Figure 2.7 A scatter plot for the Table 2.1 data set.
The scatter plot is a useful method for providing a first look at bivariate data to see clusters of points and outliers, or to explore the possibility of correlation relationships. Two attributes, X, and Y, are correlated if one attribute implies the other. Correlations can be positive, negative, or null (uncorrelated). Figure 2.8 shows examples of positive and negative correlations between two attributes. If the plotted points pattern slopes from lower left to upper right, this means that the values of X increase as the values of Y increase, suggesting a positive correlation (Figure 2.8a). If the pattern of plotted points slopes from upper left to lower right, the values of X increase as the values of Y decrease, suggesting a negative correlation (Figure 2.8b). A line of best fit can be drawn to study the correlation between the variables. Statistical tests for correlation are given in Chapter 3 on data integration (Eq. (3.3)). Figure 2.9 shows three cases for which there is no correlation relationship between the two attributes in each of the given data sets. Section 2.3.2 shows how scatter plots can be extended to n attributes, resulting in a scatter-plot matrix.
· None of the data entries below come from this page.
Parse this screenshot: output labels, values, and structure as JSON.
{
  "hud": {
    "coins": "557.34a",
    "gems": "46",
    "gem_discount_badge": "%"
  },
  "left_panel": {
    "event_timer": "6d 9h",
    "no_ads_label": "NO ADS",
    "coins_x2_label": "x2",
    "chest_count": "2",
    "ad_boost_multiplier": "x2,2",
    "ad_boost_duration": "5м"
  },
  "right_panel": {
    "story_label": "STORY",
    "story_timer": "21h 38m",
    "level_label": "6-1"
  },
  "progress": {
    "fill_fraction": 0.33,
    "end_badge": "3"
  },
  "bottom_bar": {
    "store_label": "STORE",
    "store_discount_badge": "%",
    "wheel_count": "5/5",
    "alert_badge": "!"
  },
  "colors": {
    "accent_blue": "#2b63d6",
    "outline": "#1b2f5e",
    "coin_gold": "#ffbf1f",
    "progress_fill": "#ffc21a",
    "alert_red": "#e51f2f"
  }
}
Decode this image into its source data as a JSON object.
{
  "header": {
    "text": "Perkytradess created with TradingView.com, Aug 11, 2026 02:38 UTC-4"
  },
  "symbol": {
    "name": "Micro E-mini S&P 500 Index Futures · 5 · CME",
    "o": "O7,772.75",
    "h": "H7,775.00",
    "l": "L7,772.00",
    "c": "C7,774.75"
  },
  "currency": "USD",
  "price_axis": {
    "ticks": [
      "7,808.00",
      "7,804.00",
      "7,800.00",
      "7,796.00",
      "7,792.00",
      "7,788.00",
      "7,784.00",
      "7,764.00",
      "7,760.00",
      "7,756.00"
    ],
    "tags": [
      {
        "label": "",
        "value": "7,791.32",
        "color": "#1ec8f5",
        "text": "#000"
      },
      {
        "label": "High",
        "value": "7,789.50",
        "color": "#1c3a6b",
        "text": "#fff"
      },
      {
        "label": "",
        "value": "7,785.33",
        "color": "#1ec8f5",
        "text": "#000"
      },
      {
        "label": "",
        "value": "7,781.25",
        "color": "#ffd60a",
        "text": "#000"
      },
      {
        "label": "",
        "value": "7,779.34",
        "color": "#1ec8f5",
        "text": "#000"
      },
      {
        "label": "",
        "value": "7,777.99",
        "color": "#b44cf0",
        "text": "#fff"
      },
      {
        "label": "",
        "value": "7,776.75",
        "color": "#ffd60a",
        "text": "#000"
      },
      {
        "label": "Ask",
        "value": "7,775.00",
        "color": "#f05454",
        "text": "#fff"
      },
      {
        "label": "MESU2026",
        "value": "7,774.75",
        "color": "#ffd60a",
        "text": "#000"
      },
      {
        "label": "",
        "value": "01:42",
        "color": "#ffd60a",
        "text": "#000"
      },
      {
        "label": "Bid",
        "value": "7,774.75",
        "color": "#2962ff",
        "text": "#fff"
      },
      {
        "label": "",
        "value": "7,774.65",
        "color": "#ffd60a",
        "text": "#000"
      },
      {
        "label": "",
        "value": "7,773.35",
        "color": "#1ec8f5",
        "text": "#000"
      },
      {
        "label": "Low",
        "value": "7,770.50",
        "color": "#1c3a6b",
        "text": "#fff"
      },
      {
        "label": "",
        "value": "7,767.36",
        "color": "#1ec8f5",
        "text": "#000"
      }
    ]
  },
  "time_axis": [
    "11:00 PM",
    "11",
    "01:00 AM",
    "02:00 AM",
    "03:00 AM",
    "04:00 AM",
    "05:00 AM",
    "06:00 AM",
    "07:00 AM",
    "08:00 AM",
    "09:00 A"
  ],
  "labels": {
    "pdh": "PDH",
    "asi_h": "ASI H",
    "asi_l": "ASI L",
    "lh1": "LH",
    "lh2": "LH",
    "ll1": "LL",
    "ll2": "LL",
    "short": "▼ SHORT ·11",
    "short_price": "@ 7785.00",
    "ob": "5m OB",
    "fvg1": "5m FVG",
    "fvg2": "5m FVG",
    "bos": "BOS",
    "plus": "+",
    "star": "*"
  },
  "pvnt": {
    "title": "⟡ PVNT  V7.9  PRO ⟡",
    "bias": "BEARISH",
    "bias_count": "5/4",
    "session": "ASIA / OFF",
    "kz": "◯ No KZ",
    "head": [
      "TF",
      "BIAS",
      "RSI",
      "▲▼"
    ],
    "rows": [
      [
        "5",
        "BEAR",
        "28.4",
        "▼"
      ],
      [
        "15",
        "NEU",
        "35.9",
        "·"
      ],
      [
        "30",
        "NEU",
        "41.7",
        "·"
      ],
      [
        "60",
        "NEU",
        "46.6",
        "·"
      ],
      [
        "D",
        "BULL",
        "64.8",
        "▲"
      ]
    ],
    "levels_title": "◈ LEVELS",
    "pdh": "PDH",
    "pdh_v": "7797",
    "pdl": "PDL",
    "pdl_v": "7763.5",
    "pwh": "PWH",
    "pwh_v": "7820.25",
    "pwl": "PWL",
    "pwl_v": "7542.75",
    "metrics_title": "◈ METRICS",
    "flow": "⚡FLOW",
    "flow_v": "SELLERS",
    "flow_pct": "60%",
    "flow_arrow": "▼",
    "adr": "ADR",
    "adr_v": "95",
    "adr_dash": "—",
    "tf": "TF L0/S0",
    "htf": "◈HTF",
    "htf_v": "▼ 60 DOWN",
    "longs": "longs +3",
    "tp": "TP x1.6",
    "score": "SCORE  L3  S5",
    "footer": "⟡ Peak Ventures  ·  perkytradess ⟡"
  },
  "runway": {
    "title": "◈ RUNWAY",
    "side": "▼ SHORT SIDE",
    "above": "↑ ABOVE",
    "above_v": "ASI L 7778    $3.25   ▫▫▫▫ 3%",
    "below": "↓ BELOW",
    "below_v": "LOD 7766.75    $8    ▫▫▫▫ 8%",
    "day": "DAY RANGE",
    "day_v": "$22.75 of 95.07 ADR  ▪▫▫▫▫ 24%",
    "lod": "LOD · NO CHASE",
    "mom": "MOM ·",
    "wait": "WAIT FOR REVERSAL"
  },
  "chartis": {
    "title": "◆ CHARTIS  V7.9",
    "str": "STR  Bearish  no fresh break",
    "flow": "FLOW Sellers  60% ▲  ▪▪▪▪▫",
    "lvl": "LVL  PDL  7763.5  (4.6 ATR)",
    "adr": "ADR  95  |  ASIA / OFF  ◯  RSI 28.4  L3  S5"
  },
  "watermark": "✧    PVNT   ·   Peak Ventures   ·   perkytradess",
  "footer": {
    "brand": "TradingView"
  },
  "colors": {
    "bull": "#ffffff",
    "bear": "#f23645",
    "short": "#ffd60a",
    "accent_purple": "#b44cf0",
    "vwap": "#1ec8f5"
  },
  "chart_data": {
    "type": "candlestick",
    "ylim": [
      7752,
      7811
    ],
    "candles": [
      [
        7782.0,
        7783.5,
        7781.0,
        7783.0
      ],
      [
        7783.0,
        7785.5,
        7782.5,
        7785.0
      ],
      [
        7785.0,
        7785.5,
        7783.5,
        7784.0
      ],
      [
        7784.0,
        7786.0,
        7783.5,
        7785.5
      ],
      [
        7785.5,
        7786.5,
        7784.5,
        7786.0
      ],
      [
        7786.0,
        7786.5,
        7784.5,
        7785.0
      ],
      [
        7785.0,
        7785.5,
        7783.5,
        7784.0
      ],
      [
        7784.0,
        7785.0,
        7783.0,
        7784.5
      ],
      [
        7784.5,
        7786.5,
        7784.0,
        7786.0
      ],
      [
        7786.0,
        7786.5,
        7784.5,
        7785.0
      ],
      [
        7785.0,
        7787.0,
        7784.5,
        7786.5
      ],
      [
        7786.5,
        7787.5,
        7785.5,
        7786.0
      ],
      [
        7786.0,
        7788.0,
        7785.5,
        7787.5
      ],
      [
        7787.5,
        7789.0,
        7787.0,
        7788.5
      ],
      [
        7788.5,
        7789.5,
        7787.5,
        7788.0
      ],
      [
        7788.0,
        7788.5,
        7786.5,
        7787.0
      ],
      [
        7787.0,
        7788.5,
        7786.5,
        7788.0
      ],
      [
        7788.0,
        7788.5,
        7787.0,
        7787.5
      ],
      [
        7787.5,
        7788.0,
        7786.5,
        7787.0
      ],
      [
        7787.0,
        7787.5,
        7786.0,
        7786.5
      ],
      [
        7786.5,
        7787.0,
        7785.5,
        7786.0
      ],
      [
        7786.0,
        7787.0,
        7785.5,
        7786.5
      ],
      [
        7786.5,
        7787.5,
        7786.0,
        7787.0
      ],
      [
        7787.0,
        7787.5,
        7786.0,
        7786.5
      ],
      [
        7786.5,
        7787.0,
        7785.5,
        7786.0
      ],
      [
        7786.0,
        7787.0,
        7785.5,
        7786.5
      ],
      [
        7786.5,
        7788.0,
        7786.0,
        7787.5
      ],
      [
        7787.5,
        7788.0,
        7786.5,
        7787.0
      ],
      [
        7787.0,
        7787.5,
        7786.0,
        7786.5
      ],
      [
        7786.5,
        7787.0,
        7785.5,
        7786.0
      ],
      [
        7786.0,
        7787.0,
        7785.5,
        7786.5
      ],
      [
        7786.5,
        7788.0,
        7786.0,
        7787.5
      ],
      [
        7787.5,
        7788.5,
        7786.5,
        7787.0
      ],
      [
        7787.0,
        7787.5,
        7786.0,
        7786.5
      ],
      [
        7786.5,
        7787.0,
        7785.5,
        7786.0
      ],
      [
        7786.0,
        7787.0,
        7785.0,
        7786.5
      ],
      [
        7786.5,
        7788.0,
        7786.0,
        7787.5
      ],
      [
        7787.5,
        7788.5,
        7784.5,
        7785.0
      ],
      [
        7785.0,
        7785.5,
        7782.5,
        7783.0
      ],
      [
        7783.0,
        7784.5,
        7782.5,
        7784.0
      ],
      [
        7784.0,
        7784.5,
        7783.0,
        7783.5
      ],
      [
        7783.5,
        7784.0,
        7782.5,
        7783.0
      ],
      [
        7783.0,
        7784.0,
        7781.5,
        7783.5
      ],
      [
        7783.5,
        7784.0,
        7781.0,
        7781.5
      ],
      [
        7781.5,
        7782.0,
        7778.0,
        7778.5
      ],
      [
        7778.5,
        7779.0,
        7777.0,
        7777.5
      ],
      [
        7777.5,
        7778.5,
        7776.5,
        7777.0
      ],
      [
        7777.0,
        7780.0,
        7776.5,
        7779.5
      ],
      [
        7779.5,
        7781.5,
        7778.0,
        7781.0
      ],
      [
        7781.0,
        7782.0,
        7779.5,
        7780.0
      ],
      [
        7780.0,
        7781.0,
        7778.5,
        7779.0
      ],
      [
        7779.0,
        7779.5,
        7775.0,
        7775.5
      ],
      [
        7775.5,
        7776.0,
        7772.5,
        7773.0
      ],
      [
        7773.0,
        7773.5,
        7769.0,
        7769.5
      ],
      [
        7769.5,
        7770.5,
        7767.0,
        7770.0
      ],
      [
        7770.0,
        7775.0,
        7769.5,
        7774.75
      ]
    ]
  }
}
Figure 2.8 Scatter plots can be used to find (a) positive or (b) negative correlations between attributes.
Figure 2.9 Three cases where there is no observed correlation between the two plotted attributes in each of the data sets.
In conclusion, basic data descriptions (e.g., measures of central tendency and measures of dispersion) and graphic statistical displays (e.g., quantile plots, histograms, and scatter plots) provide valuable insight into the overall behavior of your data. By helping to identify noise and outliers, they are especially useful for data cleaning.